Menurutnya, praktik menahan ijazah ini dinilai melanggar hukum dan merugikan hak-hak tenaga kerja.

Alasan perusahaan menahan ijazah adalah karena ada klausul non-kompetisi, yaitu meskipun pekerja sudah tidak bekerja, dia dilarang bekerja di perusahaan sejenis selama satu tahun.

"Hal ini bertentangan dengan Perda Provinsi Jawa Timur Nomor 8 Tahun 2016 yang melarang pihak perusahaan menahan semua dokumen asli milik pekerja yang berkaitan dengan pekerjaan," katanya.

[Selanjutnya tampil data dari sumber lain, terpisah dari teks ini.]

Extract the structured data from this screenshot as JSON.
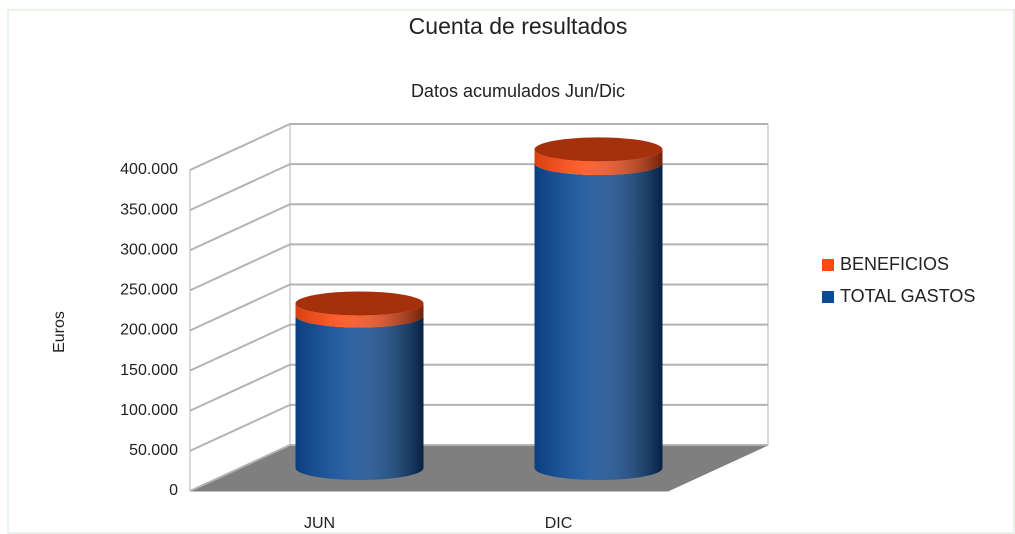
{
  "chart_data": {
    "type": "bar3d_stacked",
    "title": "Cuenta de resultados",
    "subtitle": "Datos acumulados Jun/Dic",
    "y_label": "Euros",
    "categories": [
      "JUN",
      "DIC"
    ],
    "series": [
      {
        "name": "TOTAL GASTOS",
        "color": "#0b4a96",
        "values": [
          190000,
          380000
        ]
      },
      {
        "name": "BENEFICIOS",
        "color": "#ff4a12",
        "values": [
          15000,
          17000
        ]
      }
    ],
    "legend_order": [
      1,
      0
    ],
    "ylim": [
      0,
      400000
    ],
    "yticks": [
      0,
      {
        "value": 50000,
        "label": "50.000"
      },
      {
        "value": 100000,
        "label": "100.000"
      },
      {
        "value": 150000,
        "label": "150.000"
      },
      {
        "value": 200000,
        "label": "200.000"
      },
      {
        "value": 250000,
        "label": "250.000"
      },
      {
        "value": 300000,
        "label": "300.000"
      },
      {
        "value": 350000,
        "label": "350.000"
      },
      {
        "value": 400000,
        "label": "400.000"
      }
    ],
    "grid": true,
    "legend": "right"
  }
}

Pihaknya sebenarnya juga sudah membuat somasi kepada perusahaan tersebut sejak Rabu (30/4/2025) dan diberi waktu selama tiga hari hingga Sabtu (3/5/2025), kemarin.

Dia mengatakan, saat ini ada 17 orang yang diduga ijazahnya ditahan, dengan 15 orang di antaranya sudah tidak lagi bekerja di tempat tersebut.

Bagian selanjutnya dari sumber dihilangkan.